Paul Huet - Abismo; paisagem (1861)
São múltiplos os sinais de que vivemos num tempo perigoso. Talvez o sintoma mais preocupante seja a atracção pelo abismo que se insinua, entre muitos ocidentais, com cada vez mais força. Aquilo que ainda há alguns anos causaria repulsa generalizada é agora visto como uma possibilidade e uma possibilidade que, de forma mais ou menos velada, se deseja. É o crescimento desta atracção que marca a periculosidade dos nossos dias. Quando o sentimento deixa de querer evitar aventuras e situações extremadas para se abrir às propostas políticas que deveriam fazer corar de vergonha gente civilizada, então podemos estar a caminho, mesmo que ainda não seja perceptível, de uma desgraça.

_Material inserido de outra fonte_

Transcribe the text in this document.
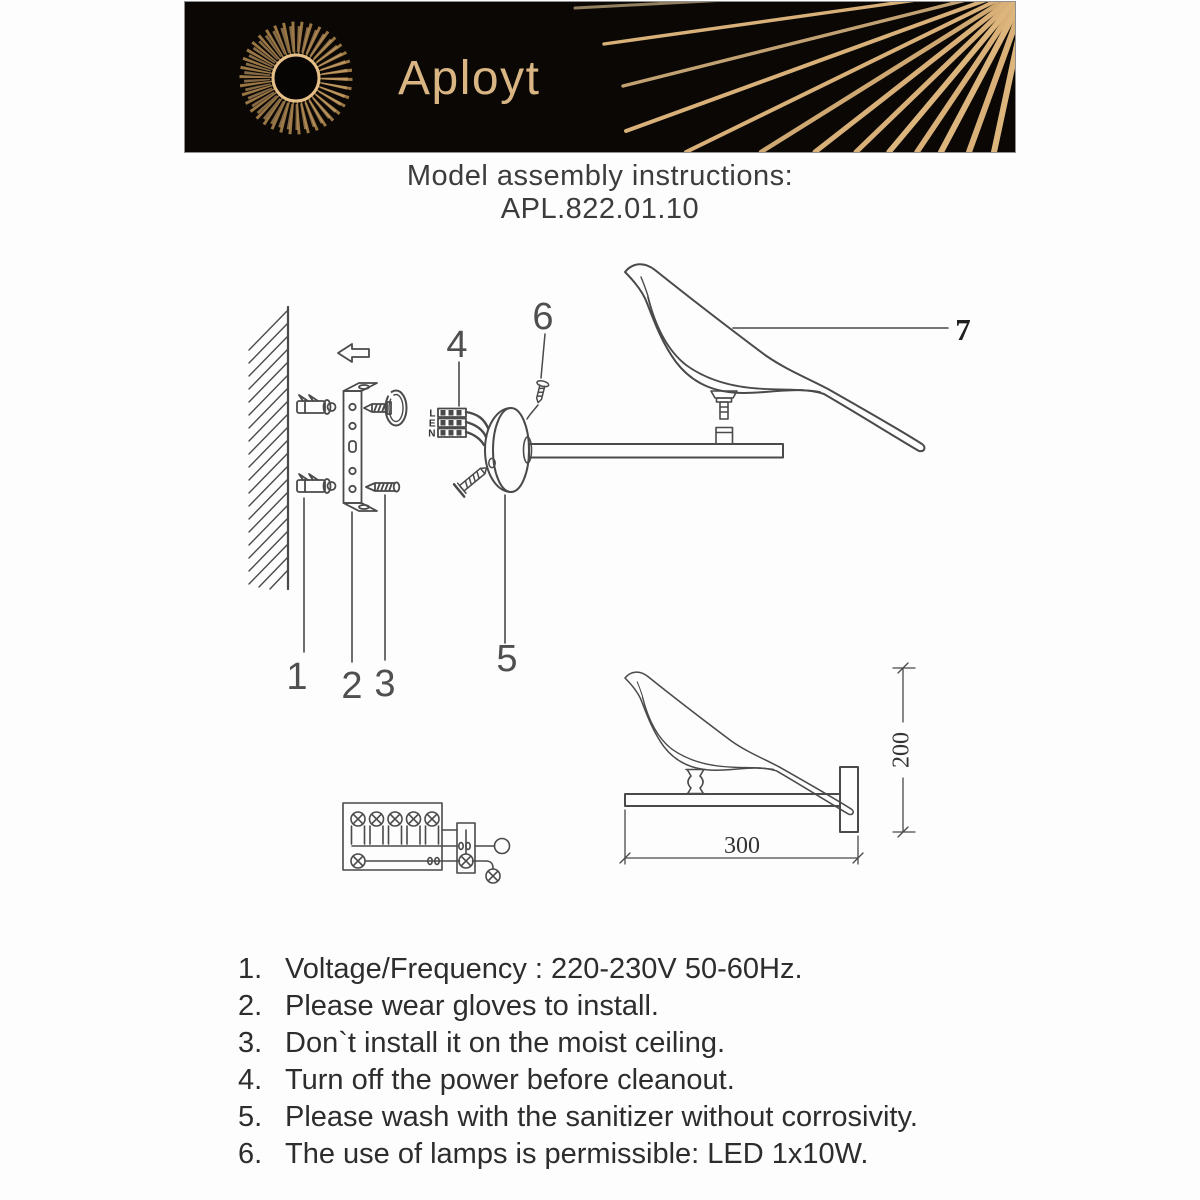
Aployt
Model assembly instructions:
APL.822.01.10
1 2 3
4
5
6
L
E
N
7
300
200
1. Voltage/Frequency : 220-230V 50-60Hz.
2. Please wear gloves to install.
3. Don`t install it on the moist ceiling.
4. Turn off the power before cleanout.
5. Please wash with the sanitizer without corrosivity.
6. The use of lamps is permissible: LED 1x10W.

O abismo sempre existiu e não pode ser eliminado da vida social e política. Pode, todavia, ser contido num limiar aceitável e que não ponha em causa uma vida social equilibrada. O problema surge quando aqueles que deveriam cuidar de manter o abismo afastado são os que, pelas opções políticas que tomam, acordam o monstro adormecido que existe no coração de cada ser humano. A destruição dos equilíbrios sociais, o espectáculo das desigualdades acima do limiar que a inveja permite tolerar, a sensação de que a situação só pode piorar, a aniquilação da esperança, tudo isto contribui para que a atracção pelo abismo cresça.

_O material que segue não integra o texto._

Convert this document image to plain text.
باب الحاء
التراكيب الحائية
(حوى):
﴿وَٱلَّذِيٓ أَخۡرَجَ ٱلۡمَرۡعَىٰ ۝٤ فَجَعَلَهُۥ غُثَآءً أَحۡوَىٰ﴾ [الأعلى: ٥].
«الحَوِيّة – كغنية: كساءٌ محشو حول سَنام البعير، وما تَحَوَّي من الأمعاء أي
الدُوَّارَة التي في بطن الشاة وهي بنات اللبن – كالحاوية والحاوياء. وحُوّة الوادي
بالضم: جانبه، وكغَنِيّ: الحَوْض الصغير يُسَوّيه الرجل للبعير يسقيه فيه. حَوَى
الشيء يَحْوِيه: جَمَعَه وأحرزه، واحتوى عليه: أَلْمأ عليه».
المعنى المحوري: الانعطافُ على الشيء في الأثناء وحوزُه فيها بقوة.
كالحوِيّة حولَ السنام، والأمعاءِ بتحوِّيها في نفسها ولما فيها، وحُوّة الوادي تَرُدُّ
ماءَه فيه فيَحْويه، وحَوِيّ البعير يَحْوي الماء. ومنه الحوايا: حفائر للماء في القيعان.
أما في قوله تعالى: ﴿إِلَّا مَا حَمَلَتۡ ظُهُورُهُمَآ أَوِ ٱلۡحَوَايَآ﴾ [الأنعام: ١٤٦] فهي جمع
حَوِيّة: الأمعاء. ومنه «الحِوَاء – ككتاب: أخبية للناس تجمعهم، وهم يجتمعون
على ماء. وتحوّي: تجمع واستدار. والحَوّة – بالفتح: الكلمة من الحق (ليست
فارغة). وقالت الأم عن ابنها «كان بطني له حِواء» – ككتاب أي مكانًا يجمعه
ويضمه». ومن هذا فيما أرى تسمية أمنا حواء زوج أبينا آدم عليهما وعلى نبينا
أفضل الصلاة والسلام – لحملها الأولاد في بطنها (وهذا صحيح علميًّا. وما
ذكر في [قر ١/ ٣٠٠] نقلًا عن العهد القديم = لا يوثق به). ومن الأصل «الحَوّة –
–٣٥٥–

Embora nunca se saiba muito bem onde fica, há um limiar que se ultrapassado transforma a atracção numa queda inexorável. A Europa, no século passado, ultrapassou-o pelo menos duas vezes. O resultado, que se está a dissolver na consciência colectiva, não foi bonito de se ver. O que se passar em França na segunda volta das eleições pode-nos indicar se vivemos ainda um tempo de mera atracção pelo abismo ou se nos estamos já a precipitar nele. Mesmo que o pior seja evitado, estamos longe daquilo que é necessário para conter a crescente atracção pelo abismo, para delimitar este num nível aceitável. É preciso que os aprendizes de feiticeiros e os pirómanos sejam afastados do comando da política europeia. E nela não faltam nem uns nem outros.